Mutterstadt
Bauhof: Ärger mit der Fensterbaufirma
„Und nun leider noch etwas Unerfreuliches“, sagte der Bürgermeister am Ende der Sitzung. Seit einigen Wochen muss der Rohbau des neuen Bauhofs an der Fohlenweide von einer Security-Firma überwacht werden. Der Grund: Die Fensterbau-Firma ist mit dem Einbau der Fenster und Türen stark im Verzug. „Sowohl der Architekt als auch die Gemeinde haben die Firma mehrfach aufgefordert, ihren vertraglichen Verpflichtungen nachzukommen“, berichtet Schneider weiter. Selbst gesetzte Fristen bewirkten nichts, die Firma sei nicht erreichbar gewesen. Dem Unternehmen sei auch mitgeteilt worden, dass eine Überwachung in Auftrag gegeben werden muss und die Kosten dafür seitens der Gemeinde beim Begleichen der Rechnung abgezogen werden.
Versicherungsschutz gefährdet
Die Überwachung sei unumgänglich, denn: „Ist die Außenhülle nicht geschlossen, greift nicht der Versicherungsschutz“, erläuterte der Bürgermeister weiter. „Bis Mitte Juni sind nun schon 10.190 Euro aufgelaufen“, sagte Schneider und schätzt, dass bis Ende der Fensterarbeiten – die nun wieder ausgeführt werden – noch 7000 bis 8000 Euro für die Überwachung auflaufen werden.
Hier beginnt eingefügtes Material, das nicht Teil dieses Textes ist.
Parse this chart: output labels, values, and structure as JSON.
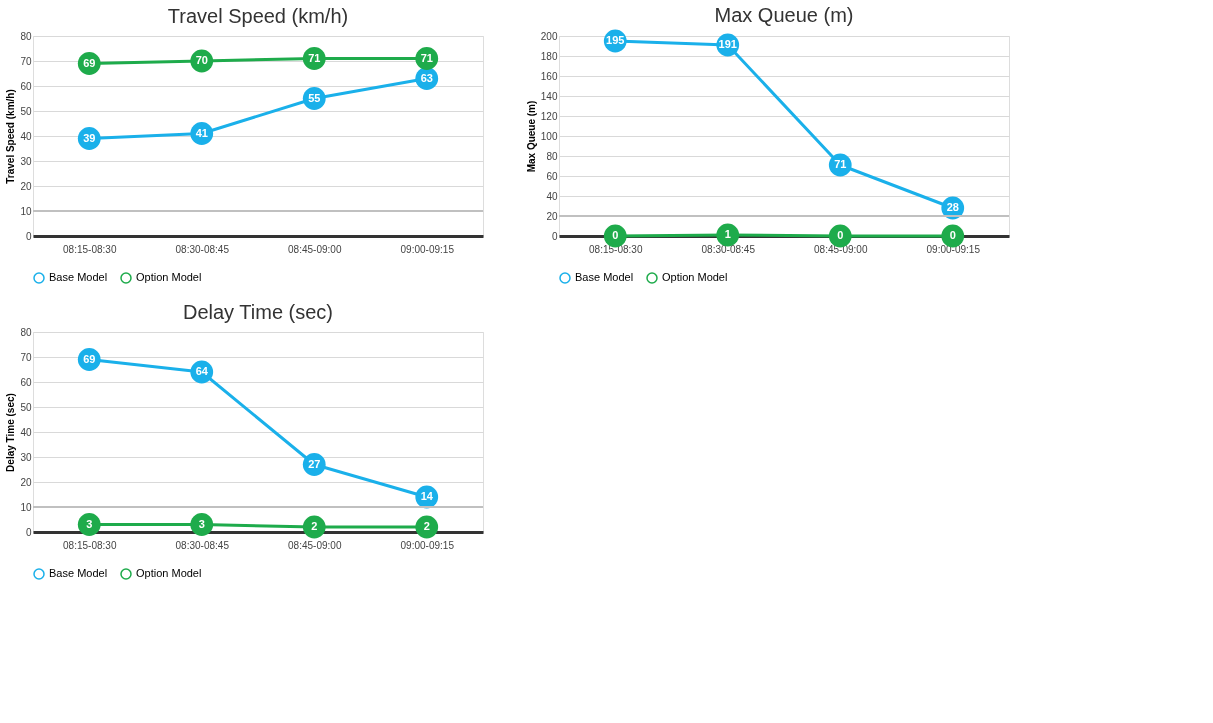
{
  "chart_data": [
    {
      "type": "line",
      "title": "Travel Speed (km/h)",
      "ylabel": "Travel Speed (km/h)",
      "categories": [
        "08:15-08:30",
        "08:30-08:45",
        "08:45-09:00",
        "09:00-09:15"
      ],
      "series": [
        {
          "name": "Base Model",
          "color": "#1ab0ea",
          "values": [
            39,
            41,
            55,
            63
          ]
        },
        {
          "name": "Option Model",
          "color": "#1eab4b",
          "values": [
            69,
            70,
            71,
            71
          ]
        }
      ],
      "ylim": [
        0,
        80
      ],
      "yticks": [
        0,
        10,
        20,
        30,
        40,
        50,
        60,
        70,
        80
      ],
      "grid": "y",
      "legend": "bottom",
      "marker": "circle",
      "data_labels": true,
      "ref_lines": [
        {
          "axis": "y",
          "value": 10,
          "color": "#c0c0c0"
        }
      ]
    },
    {
      "type": "line",
      "title": "Max Queue (m)",
      "ylabel": "Max Queue (m)",
      "categories": [
        "08:15-08:30",
        "08:30-08:45",
        "08:45-09:00",
        "09:00-09:15"
      ],
      "series": [
        {
          "name": "Base Model",
          "color": "#1ab0ea",
          "values": [
            195,
            191,
            71,
            28
          ]
        },
        {
          "name": "Option Model",
          "color": "#1eab4b",
          "values": [
            0,
            1,
            0,
            0
          ]
        }
      ],
      "ylim": [
        0,
        200
      ],
      "yticks": [
        0,
        20,
        40,
        60,
        80,
        100,
        120,
        140,
        160,
        180,
        200
      ],
      "grid": "y",
      "legend": "bottom",
      "marker": "circle",
      "data_labels": true,
      "ref_lines": [
        {
          "axis": "y",
          "value": 20,
          "color": "#c0c0c0"
        }
      ]
    },
    {
      "type": "line",
      "title": "Delay Time (sec)",
      "ylabel": "Delay Time (sec)",
      "categories": [
        "08:15-08:30",
        "08:30-08:45",
        "08:45-09:00",
        "09:00-09:15"
      ],
      "series": [
        {
          "name": "Base Model",
          "color": "#1ab0ea",
          "values": [
            69,
            64,
            27,
            14
          ]
        },
        {
          "name": "Option Model",
          "color": "#1eab4b",
          "values": [
            3,
            3,
            2,
            2
          ]
        }
      ],
      "ylim": [
        0,
        80
      ],
      "yticks": [
        0,
        10,
        20,
        30,
        40,
        50,
        60,
        70,
        80
      ],
      "grid": "y",
      "legend": "bottom",
      "marker": "circle",
      "data_labels": true,
      "ref_lines": [
        {
          "axis": "y",
          "value": 10,
          "color": "#c0c0c0"
        }
      ]
    }
  ]
}
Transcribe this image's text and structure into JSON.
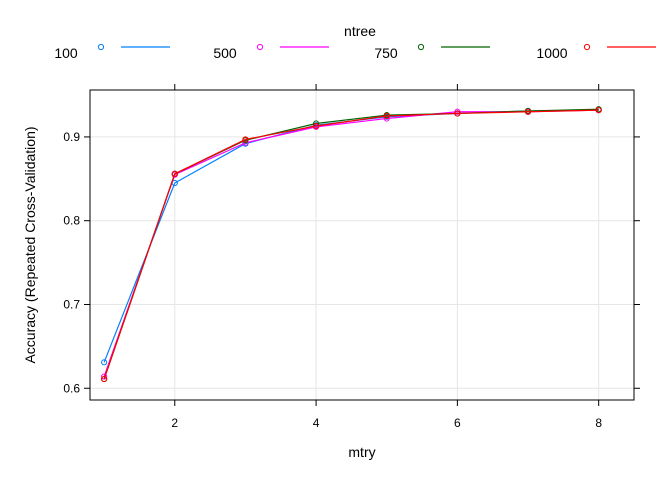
{
  "chart_data": {
    "type": "line",
    "title": "",
    "xlabel": "mtry",
    "ylabel": "Accuracy (Repeated Cross-Validation)",
    "legend_title": "ntree",
    "legend_position": "top",
    "grid": true,
    "xlim": [
      0.8,
      8.5
    ],
    "ylim": [
      0.586,
      0.956
    ],
    "x_ticks": [
      2,
      4,
      6,
      8
    ],
    "y_ticks": [
      0.6,
      0.7,
      0.8,
      0.9
    ],
    "x_tick_labels": [
      "2",
      "4",
      "6",
      "8"
    ],
    "y_tick_labels": [
      "0.6",
      "0.7",
      "0.8",
      "0.9"
    ],
    "x": [
      1,
      2,
      3,
      4,
      5,
      6,
      7,
      8
    ],
    "series": [
      {
        "name": "100",
        "color": "#0080ff",
        "values": [
          0.631,
          0.845,
          0.892,
          0.914,
          0.924,
          0.928,
          0.931,
          0.932
        ]
      },
      {
        "name": "500",
        "color": "#ff00ff",
        "values": [
          0.614,
          0.855,
          0.893,
          0.912,
          0.922,
          0.93,
          0.93,
          0.932
        ]
      },
      {
        "name": "750",
        "color": "#006400",
        "values": [
          0.611,
          0.856,
          0.896,
          0.916,
          0.926,
          0.928,
          0.931,
          0.933
        ]
      },
      {
        "name": "1000",
        "color": "#ff0000",
        "values": [
          0.611,
          0.856,
          0.897,
          0.913,
          0.925,
          0.928,
          0.93,
          0.932
        ]
      }
    ]
  }
}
Die Verwaltung kann Kosten bis 9999 Euro ohne Gremienbeschlüsse in Auftrag geben, der Betrag ist aber nun überschritten. „Ich bitte um Nachsicht, denn es war bei der Vergabe nicht absehbar, wie lange die Überwachung in Anspruch genommen werden muss“, sagte der Bürgermeister. Er bat den Ausschuss darum, das Überschreiten der Vergabegrenze in diesem Fall „zustimmend zur Kenntnis zu nehmen“ und den Ausgaben zuzustimmen, was das Gremium auch einstimmig tat.